AI21 is out today with new versions of its Jamba model, which combines transformers with a Structured State Space (SSM) model approach. The new Jamba 1.5 mini and Jamba 1.5 large build on the initial innovations the company debuted with the release of Jamba 1.0 in March. Jamba uses an SSM approach known as Mamba. Jamba’s goal is to bring the best attributes of transformers and SSM together. The name Jamba is actually an acronym that stands for Joint Attention and Mamba (Jamba) architecture. The promise of the combined SSM Transformer architecture is better performance and accuracy than either approach can provide on its own.
“We got amazing feedback from the community, because this was basically the first and still is one of the only Mamba based production scale models that we got,” Or Dagan, VP of product at AI21 told VentureBeat. “It’s a novel architecture that I think started some debates about the future of architecture in LLMs and whether transformers are here to stay or do we need something else.”
With the Jamba 1.5 series AI21 is adding more capabilities to the model including function calling, JSON mode, structured document objects and citation mode. The company hopes that the new additions make the two models ideal for crafting agentic AI systems. Both models also have a large context window of 256K and are Mixture-of-Experts (MoE) models. Jamba 1.5 mini provides 52 billion total and 12 billion active parameters. Jamba 1.5 large has 398 billion total parameters and 94 billion active parameters.
Both Jamba 1.5 models are available under an open license. AI21 also provides commercial support and services for the models. The company also has partnerships with AWS, Google Cloud, Microsoft Azure, Snowflake, Databricks and Nvidia.
What’s new in Jamba 1.5 and how it will accelerate agentic AI
Jamba 1.5 Mini and Large introduce a number of new features designed to meet the evolving needs of AI developers:
- JSON mode for structured data handling
- Citations for enhanced accountability
- Document API for improved context management
- Function calling capabilities
According to Dagan, these additions are particularly crucial for developers working on agentic AI systems. Developers widely use JSON (JavaScript Object Notation) to access and build application workflows.
Dagan explained that adding JSON support enables developers to more easily build structured input/output relationships between different parts of a workflow. He noted that JSON support is crucial for more complex AI systems that go beyond just using the language model on its own. The citation feature on the other hand, works in conjunction with the new document API.
“We can teach the model that when you generate something and you have documents in your input, please attribute the relevant parts to the documents,” Dagan said.
How citation mode is different than RAG, providing an integrated approach for agentic AI
Users should not confuse citation mode with Retrieval Augmented Generation (RAG), though both approaches ground responses in data to improve accuracy.

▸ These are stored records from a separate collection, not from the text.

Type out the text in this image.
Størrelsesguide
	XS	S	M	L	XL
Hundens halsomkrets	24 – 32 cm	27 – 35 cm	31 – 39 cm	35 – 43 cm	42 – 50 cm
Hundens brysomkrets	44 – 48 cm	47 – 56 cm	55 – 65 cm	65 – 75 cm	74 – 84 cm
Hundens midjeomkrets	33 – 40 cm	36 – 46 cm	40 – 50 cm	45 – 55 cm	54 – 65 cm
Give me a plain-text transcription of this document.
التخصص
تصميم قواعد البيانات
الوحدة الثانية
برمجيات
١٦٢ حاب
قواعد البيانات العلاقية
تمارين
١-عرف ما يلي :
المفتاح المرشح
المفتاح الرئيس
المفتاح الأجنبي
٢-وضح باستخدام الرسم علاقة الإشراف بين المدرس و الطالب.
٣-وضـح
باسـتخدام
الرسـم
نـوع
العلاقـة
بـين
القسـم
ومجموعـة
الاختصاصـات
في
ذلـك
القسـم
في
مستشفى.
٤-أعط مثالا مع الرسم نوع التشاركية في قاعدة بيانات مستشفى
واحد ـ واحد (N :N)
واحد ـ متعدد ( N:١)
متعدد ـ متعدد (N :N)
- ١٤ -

Dagan explained that the citation mode in Jamba 1.5 is designed to work in conjunction with the model’s document API, providing a more integrated approach compared to traditional RAG workflows. In a typical RAG setup, developers connect the language model to a vector database to access relevant documents for a given query or task.The model would then need to learn to effectively incorporate that retrieved information into its generation.
In contrast, the citation mode in Jamba 1.5 is more tightly integrated with the model itself. This means the model is trained to not only retrieve and incorporate relevant documents, but also to explicitly cite the sources of the information it uses in its output. This provides more transparency and traceability compared to a traditional LLM workflow, where the model’s reasoning may be more opaque.
AI21 does support RAG as well. Dagan noted that his company offers its own end-to-end RAG solution as a managed service that includes the document retrieval, indexing, and other required components.
Looking forward, Dagan said that AI21 will continue to work on advancing its models to serve customer needs. There will also be a continued focus on enabling agentic AI.
“We also understand that we need to operate and push the envelope with agentic AI systems and how planning and execution is handled in that domain,” Dagan said.